The Global South

A plant research center such as PSB can play a significant role in assisting countries in the Global South in mitigating climate change and developing sustainable agriculture through several strategies, such as:

  • Sharing Knowledge and Technology Transfer:
    • Collaborate in research and development projects focusing on climate-smart agriculture, sharing insights into crop varieties that are more tolerant to extreme weather conditions.
    • Offer technology transfer for advanced agricultural practices, including precision farming and efficient water use systems.
  • Capacity Building:
    • Conduct training programs for researchers, farmers, and agricultural technicians from the Global South in sustainable farming techniques, plant breeding, and other modern agricultural practices.
    • Facilitate the exchange of scientists and researchers to foster a rich exchange of knowledge and skills.
  • Developing Climate-Resilient Crops:
    • Engage in genetic research to develop and disseminate seeds of crops that are resistant to pests, diseases, and extreme climate conditions like drought, flooding, and salinity.
  • Promoting Agrobiodiversity:
    • Work on conserving genetic diversity in crops, providing a wide gene pool for breeding programs aimed at sustainability.
    • Encourage and assist in the creation of seed banks in the Global South to preserve indigenous crop varieties.
  • Open Access Resources:
    • Provide open access to research outputs, databases, and tools developed by the research center, enabling low-cost access to cutting-edge information and technology.

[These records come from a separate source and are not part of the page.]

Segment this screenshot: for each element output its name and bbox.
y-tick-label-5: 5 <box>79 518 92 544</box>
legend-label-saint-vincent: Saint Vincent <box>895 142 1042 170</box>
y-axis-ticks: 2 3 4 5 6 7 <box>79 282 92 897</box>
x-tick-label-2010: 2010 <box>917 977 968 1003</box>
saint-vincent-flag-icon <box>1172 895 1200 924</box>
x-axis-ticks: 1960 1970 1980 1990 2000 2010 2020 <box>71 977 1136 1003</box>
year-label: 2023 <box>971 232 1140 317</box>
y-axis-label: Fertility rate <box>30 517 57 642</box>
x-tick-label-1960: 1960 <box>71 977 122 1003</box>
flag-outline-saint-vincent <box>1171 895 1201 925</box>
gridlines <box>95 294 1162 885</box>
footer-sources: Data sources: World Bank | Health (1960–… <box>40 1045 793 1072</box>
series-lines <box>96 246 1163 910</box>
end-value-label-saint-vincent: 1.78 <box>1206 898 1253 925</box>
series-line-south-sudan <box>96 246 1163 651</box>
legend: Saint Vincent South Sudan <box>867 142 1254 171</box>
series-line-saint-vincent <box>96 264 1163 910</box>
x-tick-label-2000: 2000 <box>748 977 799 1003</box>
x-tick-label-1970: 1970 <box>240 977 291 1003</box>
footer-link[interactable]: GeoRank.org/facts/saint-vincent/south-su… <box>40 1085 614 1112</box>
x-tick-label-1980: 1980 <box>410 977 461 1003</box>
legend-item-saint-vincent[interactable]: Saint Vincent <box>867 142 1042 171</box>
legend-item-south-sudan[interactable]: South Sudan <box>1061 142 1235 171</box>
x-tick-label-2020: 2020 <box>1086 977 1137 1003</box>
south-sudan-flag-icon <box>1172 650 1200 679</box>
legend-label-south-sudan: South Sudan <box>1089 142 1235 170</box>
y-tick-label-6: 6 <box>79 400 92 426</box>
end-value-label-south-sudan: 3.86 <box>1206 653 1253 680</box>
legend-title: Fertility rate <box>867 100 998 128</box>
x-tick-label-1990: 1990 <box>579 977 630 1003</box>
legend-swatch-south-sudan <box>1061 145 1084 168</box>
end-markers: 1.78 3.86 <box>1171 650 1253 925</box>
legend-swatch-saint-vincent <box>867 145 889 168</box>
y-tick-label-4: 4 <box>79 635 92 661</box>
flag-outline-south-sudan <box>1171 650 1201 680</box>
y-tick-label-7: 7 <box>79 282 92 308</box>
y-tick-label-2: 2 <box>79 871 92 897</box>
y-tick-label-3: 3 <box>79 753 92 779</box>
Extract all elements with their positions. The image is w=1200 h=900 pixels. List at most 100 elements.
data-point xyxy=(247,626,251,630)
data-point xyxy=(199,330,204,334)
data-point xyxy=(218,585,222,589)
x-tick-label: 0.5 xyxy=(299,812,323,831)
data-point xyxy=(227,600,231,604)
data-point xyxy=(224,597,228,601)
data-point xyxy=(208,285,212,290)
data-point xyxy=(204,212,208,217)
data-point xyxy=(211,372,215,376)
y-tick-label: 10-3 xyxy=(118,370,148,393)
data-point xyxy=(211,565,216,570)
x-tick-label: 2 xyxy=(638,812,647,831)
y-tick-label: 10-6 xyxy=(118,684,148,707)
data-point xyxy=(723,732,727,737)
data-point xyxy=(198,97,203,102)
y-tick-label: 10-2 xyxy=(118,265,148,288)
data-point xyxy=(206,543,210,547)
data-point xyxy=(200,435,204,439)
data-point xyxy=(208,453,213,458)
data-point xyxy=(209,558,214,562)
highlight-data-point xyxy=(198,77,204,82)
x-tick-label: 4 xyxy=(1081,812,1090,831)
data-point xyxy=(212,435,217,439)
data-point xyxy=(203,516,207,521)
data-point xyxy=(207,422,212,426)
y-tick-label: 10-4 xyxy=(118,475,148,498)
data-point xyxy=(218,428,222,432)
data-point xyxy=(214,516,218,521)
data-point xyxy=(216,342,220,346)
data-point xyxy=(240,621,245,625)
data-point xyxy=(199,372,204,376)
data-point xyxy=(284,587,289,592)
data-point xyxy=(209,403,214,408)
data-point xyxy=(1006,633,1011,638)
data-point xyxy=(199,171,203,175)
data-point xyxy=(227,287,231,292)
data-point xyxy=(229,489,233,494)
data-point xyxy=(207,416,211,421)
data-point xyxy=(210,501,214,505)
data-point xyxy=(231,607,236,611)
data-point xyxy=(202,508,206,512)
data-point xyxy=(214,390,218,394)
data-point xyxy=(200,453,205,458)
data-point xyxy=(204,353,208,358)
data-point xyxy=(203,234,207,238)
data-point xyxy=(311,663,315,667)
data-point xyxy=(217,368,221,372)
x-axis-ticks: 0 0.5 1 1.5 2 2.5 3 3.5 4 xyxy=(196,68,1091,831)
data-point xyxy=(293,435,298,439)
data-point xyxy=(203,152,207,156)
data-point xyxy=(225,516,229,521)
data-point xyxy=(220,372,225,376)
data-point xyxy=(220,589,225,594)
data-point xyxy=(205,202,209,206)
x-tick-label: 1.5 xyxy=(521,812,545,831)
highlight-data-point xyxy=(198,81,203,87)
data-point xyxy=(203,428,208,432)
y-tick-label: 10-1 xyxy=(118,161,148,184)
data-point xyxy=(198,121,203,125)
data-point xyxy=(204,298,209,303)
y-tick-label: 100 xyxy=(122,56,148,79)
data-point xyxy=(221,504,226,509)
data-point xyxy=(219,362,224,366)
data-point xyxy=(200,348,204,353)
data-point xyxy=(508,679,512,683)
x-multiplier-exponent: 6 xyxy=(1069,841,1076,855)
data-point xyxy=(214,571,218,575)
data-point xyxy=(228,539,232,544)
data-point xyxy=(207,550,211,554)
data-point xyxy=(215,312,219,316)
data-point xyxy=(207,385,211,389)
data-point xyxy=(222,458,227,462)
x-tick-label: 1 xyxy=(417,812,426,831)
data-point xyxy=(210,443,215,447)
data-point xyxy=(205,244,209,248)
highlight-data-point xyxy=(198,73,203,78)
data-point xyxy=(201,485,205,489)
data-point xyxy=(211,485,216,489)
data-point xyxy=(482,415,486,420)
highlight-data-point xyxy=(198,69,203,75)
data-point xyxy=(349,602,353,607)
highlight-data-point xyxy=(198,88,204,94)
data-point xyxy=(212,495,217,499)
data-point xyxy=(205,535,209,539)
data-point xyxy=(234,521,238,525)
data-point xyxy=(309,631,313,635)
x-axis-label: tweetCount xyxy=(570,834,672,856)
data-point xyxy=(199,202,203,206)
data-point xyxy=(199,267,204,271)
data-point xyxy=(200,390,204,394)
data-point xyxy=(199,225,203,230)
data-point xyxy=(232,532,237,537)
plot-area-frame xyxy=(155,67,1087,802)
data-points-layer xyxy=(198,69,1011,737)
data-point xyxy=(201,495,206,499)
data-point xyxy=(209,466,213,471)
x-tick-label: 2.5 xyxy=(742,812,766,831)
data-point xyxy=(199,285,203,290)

PSB is increasingly involved in initiatives that facilitate the above-mentioned strategies. Most importantly, PSB is collaborating with IPBO, the UGent - VIB International Plant Biotechnology Outreach (VIB-IPBO), which was established in 2000 as a partnership of the VIB and Ghent University (UGent). VIB-IPBO's Vision is to contribute to the participatory engagement of agricultural economies and local actors in the least developed communities to new sustainable agricultural systems, to enable a healthy planet with a sound social, cultural, economic and environmental development.’ IPBO’s objective is to contribute to overthrowing some of the main barriers identified in transferring agro-biotechnological innovations and knowledge to promote food and nutrition security among women and men smallholder farmers in the least developed economies. The main objective of VIB-IPBO is to promote scientific advances in agriculture by enhancing researchers' and technical experts' capacity by fostering scientific collaboration between African and Belgian organizations and developing enabling policies for technology exchange. 

PSB is also a steering committee member of the African Orphan Crops Consortium (AOCC). The AOCC aims to, besides training African breeders with the newest technologies such as CRISPR-CAS, sequence the genomes of more than 100 African neglected or under-utilized crops, as well as to re-sequence hundred lines for each species. This way, the AOCC tries to help the national agriculture research systems to develop locally available crops and to supply nutritious and high yielding varieties by transferring the genomics technologies to breeding schemes. Malnutrition, hunger, and stunting, particularly for children, are a big challenge in Africa. This can be addressed, at least to some extent, by adequately supplementing diets of children and women with nutritious fruits, vegetables, and nuts, which can be produced and consumed locally. Also crops resilient to drought and diseases are targeted for study, to fight climate change and global warming in Africa.

Yves Van de Peer also has a part-time position at the university of Pretoria (UP), where he collaborates with plant biologists and evolutionary biologists studying the Cape Flora, one of the most diverse biomes in the world, and on local, endemic plants. A research program is also set up to study drought-adaptation in plants in the Namib desert.